Transcrever improviso ajuda a improvisar?

Transcrever improviso ajuda a improvisar?

Transcrever improviso ajuda a improvisar?

Não, de jeito nenhum. Conheci pessoas que transcreverem inúmeros solos e que na hora da improvisação pouco conseguiam desenvolver. Evidentemente cabe ao educador orientar o estudante a extrair da transcrição elementos que contribuam de fato com sua formação.

Transcrever por transcrever é uma atividade inútil.

De que adianta o estudante se concentrar em tirar um improviso de dois minutos, e ao longo de sua experiência sequer ouvir o álbum na íntegra? Ou conhecer o improvisador a fundo, ou definir se o conteúdo da sua transcrição forma uma improvisação idiomática ou não idiomática.

E quais elementos então estão nessa improvisação idiomática?

Nunca me esqueci de uma show com palestra de um guitarrista norte-americano formado na Berklee – Mike Stern. Todos os estudantes envoltos em práticas de transcrição, e cansados dessa prática, queriam perguntar a ele quantas transcrições ele havia feito.

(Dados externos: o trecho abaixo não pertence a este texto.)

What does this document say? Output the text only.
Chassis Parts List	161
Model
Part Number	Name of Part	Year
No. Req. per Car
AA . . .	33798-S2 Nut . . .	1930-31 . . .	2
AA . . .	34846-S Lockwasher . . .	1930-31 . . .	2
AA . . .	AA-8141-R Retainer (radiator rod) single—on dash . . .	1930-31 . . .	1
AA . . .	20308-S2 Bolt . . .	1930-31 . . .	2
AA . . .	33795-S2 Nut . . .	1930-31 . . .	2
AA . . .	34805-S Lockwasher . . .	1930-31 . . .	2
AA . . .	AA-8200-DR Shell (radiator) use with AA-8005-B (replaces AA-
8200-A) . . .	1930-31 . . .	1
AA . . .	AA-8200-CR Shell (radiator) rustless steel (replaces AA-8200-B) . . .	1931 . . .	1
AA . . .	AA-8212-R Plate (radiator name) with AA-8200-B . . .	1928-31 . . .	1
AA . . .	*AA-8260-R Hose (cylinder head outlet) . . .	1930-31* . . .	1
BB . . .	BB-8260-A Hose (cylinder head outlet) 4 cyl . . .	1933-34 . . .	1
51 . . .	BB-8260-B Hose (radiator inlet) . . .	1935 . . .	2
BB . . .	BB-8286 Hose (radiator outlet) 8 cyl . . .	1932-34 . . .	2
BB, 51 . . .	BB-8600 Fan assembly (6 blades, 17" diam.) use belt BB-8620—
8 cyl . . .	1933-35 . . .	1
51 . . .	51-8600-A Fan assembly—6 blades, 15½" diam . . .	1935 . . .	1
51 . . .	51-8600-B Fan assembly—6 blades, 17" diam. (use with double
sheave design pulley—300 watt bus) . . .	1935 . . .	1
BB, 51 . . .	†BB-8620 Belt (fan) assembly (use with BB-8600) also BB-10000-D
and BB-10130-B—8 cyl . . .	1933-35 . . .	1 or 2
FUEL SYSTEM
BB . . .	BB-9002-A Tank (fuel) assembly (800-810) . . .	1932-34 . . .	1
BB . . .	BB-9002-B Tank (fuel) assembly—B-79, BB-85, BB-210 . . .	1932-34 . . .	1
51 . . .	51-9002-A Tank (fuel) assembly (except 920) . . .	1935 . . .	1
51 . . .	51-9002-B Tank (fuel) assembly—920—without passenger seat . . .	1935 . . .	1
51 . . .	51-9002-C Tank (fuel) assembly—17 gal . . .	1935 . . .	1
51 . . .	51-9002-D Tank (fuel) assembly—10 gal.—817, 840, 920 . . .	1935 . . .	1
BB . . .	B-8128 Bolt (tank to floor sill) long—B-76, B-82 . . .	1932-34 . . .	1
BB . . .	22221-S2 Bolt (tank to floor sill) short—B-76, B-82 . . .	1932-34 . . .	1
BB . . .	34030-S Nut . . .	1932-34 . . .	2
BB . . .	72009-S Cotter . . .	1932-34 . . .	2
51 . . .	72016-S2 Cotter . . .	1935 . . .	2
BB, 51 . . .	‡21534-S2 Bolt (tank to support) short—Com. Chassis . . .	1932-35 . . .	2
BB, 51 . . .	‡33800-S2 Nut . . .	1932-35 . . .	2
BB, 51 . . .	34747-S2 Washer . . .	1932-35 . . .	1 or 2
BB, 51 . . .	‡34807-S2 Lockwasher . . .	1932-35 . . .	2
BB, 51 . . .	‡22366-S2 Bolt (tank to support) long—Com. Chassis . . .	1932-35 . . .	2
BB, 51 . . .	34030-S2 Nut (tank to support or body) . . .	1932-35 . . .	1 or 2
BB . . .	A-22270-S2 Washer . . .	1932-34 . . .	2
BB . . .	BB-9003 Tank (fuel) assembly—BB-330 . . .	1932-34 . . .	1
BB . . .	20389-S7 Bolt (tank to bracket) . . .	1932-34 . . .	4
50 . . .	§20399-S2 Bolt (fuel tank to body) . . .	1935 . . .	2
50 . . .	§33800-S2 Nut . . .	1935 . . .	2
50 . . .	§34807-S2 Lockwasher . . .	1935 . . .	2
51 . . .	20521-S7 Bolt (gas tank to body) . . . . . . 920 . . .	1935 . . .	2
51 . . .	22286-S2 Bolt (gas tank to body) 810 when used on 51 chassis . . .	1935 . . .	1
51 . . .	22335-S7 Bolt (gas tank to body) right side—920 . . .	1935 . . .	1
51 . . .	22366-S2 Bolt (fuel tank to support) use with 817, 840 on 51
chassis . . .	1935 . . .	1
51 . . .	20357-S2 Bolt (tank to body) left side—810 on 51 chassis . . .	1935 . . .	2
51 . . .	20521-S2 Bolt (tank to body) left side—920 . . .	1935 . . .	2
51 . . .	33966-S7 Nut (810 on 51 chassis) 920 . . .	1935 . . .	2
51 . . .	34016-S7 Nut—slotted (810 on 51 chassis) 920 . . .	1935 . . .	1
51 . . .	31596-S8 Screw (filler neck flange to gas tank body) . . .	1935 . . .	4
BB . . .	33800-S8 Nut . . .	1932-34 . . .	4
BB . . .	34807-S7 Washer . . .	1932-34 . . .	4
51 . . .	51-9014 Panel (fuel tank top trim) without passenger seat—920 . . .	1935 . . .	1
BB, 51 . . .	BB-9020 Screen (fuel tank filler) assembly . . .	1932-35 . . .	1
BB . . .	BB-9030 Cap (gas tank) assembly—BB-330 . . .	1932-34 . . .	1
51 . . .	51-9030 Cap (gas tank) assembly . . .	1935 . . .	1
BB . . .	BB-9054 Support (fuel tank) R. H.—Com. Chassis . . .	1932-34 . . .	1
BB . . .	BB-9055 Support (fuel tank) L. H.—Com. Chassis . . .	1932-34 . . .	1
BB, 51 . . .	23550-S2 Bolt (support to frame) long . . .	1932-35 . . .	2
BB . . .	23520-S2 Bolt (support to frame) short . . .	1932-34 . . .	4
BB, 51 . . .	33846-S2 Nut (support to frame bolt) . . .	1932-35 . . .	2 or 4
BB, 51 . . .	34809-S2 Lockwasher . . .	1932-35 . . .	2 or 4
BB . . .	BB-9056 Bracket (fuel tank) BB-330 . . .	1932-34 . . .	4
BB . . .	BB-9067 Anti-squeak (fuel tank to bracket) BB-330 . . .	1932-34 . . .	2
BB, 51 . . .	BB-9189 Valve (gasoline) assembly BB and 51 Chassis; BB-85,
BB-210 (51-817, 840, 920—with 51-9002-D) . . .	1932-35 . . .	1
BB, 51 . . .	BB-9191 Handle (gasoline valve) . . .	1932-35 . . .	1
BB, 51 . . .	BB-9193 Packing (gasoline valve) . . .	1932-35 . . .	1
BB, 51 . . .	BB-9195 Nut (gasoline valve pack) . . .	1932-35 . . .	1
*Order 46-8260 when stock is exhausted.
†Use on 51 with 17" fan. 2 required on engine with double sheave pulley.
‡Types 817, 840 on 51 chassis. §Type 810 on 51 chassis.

A pergunta foi a segunda da noite, e o guitarrista afirmou que não havia transcrito mais que dois improvisos por conta, e só fez o que foi obrigado. E ele foi ovacionado em meio a gargalhadas.

Justamente quem defendia as transcrições como método, obrigando os alunos a uma exaustiva prática de transcrever, emudeceu, mas nunca abandonou a obrigatoriedade de método que parece muito mais de imposição hierárquica, do que prática educativa.

É preciso transcrever e analisar o solo, extrair frases, consolidar o uso de ideias musicais. Mas prefira improvisar, prefira ter métodos para desenvolver o improviso através de reflexões de bons educadores.

Fica assim! Vou ampliar essa publicação, mas por enquanto ficamos por aqui.